Now, a Big Muff is not a Fuzz Face and is not per se a better circuit than more complex designs. But a big part of its success was in how cheap it was to manufacture. It outsold most of its competitors, and it wasn’t long before Sola Sound, Maxon/Ibanez, and other major manufacturers took notice and released their own versions of the circuit.

It’s in the manufacturer’s best interest to design a circuit that does not require any selection or auditing of parts, having a consistent sound with a broad range of parts. A Big Muff won’t sound much different with transistors in the 150 range or the 400 range for hFE, because the gain of each stage is set externally. And it won’t sound much different if a production batch of resistors is +2% or -1% of the nominal value.

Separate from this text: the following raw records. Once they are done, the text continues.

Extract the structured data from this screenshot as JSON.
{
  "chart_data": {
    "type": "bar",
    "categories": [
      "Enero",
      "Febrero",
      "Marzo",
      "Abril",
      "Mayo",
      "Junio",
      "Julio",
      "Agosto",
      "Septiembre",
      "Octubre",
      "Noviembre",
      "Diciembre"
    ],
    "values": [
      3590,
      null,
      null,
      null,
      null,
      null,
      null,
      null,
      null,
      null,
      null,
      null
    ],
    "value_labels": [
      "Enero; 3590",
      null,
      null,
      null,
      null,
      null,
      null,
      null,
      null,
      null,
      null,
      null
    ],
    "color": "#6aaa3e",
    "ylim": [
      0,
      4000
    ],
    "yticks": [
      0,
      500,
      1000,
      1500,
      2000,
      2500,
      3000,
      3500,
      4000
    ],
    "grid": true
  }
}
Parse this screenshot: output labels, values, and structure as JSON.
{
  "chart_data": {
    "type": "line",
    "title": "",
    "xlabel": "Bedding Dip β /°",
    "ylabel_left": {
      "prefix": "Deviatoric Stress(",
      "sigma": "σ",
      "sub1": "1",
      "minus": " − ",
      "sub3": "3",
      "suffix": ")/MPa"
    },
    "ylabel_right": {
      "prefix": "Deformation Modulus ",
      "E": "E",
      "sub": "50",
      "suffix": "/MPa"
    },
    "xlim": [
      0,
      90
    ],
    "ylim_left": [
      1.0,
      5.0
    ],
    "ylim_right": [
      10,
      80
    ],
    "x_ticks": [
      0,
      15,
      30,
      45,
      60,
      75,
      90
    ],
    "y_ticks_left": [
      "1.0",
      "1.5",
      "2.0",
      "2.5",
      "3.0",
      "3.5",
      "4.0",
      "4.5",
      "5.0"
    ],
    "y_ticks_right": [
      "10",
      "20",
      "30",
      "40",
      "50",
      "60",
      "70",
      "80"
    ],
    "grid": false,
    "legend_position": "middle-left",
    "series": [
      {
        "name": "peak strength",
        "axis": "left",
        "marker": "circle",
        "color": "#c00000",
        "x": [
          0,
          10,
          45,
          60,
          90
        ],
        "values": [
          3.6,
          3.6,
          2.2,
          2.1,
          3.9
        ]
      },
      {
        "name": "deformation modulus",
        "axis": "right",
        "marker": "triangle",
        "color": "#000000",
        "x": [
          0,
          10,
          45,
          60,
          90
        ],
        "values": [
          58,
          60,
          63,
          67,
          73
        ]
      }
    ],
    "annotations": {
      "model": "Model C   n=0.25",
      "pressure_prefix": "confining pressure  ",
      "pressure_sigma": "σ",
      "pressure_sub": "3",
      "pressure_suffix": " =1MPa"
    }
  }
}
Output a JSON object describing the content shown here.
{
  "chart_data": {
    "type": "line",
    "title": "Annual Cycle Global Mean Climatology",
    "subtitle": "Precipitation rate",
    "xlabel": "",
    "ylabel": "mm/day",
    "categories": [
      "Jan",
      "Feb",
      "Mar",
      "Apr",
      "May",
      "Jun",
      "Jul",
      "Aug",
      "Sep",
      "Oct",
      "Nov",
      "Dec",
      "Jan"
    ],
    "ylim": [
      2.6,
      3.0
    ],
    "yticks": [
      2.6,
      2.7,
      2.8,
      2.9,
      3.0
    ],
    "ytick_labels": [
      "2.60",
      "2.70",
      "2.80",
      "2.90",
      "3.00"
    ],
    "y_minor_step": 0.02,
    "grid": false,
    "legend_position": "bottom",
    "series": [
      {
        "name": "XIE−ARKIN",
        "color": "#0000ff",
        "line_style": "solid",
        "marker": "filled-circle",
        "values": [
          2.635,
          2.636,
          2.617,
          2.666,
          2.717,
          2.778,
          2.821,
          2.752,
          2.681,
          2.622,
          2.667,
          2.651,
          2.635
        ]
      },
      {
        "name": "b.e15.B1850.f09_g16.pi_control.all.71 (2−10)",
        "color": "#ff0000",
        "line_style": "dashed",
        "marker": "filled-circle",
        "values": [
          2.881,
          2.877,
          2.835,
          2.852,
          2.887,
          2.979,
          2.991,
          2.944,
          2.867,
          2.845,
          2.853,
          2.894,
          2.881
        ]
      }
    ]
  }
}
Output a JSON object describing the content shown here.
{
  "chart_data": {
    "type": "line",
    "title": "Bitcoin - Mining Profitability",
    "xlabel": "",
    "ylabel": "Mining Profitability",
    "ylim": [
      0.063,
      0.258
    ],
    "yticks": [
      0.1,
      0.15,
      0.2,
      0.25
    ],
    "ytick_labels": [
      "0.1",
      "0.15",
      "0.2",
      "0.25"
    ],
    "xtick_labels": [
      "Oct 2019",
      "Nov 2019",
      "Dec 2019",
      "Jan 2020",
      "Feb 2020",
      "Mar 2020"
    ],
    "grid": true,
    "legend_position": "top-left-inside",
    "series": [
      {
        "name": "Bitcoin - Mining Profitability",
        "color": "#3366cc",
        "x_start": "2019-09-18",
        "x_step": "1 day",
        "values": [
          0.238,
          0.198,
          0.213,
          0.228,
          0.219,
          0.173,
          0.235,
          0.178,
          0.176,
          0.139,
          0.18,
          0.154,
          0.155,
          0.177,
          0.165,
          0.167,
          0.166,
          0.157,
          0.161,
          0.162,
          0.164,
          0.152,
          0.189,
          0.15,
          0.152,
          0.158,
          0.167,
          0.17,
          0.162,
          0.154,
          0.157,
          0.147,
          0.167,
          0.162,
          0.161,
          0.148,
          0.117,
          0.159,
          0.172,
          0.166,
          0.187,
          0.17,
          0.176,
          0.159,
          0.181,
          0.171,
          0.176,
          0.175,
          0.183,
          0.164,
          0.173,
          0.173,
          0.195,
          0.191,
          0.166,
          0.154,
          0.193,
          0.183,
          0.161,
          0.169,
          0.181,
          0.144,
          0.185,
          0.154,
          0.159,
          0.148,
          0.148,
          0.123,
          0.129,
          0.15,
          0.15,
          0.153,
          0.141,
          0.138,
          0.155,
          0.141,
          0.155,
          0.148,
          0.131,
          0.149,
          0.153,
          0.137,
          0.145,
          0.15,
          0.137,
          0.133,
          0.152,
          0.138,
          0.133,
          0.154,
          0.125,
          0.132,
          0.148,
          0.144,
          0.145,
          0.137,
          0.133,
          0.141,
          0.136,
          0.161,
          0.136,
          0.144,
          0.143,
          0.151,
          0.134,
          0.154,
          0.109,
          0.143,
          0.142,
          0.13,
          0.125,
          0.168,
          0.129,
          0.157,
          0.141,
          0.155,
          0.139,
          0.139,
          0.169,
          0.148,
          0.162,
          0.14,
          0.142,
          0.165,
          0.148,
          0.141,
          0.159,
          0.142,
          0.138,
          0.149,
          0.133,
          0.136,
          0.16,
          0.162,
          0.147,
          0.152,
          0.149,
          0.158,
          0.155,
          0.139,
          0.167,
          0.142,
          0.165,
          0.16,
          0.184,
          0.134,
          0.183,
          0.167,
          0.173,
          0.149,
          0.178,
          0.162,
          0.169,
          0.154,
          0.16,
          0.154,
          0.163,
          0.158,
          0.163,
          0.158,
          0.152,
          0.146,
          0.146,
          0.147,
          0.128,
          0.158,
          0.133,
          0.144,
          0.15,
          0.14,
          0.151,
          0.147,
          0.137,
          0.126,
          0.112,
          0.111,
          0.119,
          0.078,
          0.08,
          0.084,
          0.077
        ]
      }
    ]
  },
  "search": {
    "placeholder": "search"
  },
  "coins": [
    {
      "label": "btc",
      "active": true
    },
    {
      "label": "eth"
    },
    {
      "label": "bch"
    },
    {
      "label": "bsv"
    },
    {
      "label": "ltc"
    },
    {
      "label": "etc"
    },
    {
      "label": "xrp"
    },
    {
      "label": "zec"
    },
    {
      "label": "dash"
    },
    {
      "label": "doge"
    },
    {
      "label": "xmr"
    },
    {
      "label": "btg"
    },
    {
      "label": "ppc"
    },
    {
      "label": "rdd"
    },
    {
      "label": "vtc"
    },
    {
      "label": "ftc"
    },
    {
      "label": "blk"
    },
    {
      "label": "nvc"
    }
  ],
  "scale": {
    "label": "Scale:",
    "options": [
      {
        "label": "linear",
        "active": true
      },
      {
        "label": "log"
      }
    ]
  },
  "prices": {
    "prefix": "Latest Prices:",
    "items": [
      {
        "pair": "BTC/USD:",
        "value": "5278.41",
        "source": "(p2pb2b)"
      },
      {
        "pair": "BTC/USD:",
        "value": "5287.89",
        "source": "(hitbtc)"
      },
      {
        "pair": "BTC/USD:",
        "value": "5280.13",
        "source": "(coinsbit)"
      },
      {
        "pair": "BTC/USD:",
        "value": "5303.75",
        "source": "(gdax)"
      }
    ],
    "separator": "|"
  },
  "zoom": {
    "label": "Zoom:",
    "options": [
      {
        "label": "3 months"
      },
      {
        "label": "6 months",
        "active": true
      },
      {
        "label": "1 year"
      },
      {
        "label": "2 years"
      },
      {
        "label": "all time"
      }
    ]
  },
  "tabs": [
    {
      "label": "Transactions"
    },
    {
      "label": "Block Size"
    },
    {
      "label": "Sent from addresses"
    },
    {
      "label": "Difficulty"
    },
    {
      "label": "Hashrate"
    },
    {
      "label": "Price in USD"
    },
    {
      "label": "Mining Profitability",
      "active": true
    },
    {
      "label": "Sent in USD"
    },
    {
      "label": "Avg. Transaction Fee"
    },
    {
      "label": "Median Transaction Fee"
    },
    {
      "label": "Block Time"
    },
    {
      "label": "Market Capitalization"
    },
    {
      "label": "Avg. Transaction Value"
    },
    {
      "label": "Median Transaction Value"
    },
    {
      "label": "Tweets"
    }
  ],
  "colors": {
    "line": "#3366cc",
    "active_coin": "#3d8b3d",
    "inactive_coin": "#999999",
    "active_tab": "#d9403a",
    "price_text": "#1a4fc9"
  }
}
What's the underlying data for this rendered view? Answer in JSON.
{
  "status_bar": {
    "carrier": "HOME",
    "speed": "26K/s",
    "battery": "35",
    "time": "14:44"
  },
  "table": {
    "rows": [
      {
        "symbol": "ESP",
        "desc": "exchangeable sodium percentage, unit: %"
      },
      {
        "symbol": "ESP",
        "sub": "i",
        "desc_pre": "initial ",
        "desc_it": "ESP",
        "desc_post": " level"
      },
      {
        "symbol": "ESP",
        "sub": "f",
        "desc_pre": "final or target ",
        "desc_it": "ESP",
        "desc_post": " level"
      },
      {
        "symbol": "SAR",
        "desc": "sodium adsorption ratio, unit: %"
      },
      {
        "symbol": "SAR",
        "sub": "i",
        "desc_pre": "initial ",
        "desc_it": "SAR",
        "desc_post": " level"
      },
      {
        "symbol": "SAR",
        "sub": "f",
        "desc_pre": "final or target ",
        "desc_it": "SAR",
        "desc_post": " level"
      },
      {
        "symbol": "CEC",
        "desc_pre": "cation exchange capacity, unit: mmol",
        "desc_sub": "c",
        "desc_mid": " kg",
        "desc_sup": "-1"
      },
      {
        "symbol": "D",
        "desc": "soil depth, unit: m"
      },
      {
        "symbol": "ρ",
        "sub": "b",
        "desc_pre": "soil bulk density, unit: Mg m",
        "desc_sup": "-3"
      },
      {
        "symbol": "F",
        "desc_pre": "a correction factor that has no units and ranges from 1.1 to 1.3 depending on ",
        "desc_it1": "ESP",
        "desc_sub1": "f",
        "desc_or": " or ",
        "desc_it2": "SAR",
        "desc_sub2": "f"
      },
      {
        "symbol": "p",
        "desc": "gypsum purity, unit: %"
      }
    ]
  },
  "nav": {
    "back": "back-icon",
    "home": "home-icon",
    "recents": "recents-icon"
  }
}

If precision is absolutely critical, better tolerances can of course be bought. Film capacitors with 5% tolerance are more expensive than those with 10%, and you can find certain types at 2.5% or 1%. If standard 1% metal film resistors aren’t enough, you can buy 0.5% or 0.1%.[4] But good circuit designers are judicious about where they use more expensive parts. It’s very rare to have an application in guitar audio where that level of precision will truly make a difference, and otherwise it’s a waste of money.

Notes & references

  1. For example, the 2N3904 has a maximum hFE of 300, but we’ve tested hundreds and found that almost all of them are in the 170 to 200 range. We’ve never seen a single one above 220.
  2. The semiconductor manufacturing process is much more accurate today than in the 1970s and ’80s when most of these parts were originally developed. They usually don’t leave it up to chance in this way anymore.
  3. For many types of vintage effects such as germanium fuzzes, there’s no getting around the scalability problem. It’s the reason that manufacturers like Sola Sound switched to silicon in the early 1970s.
  4. Fortunately, metal film resistors have come down significantly in price over the past 20 years and they now cost about the same as 5% carbon film.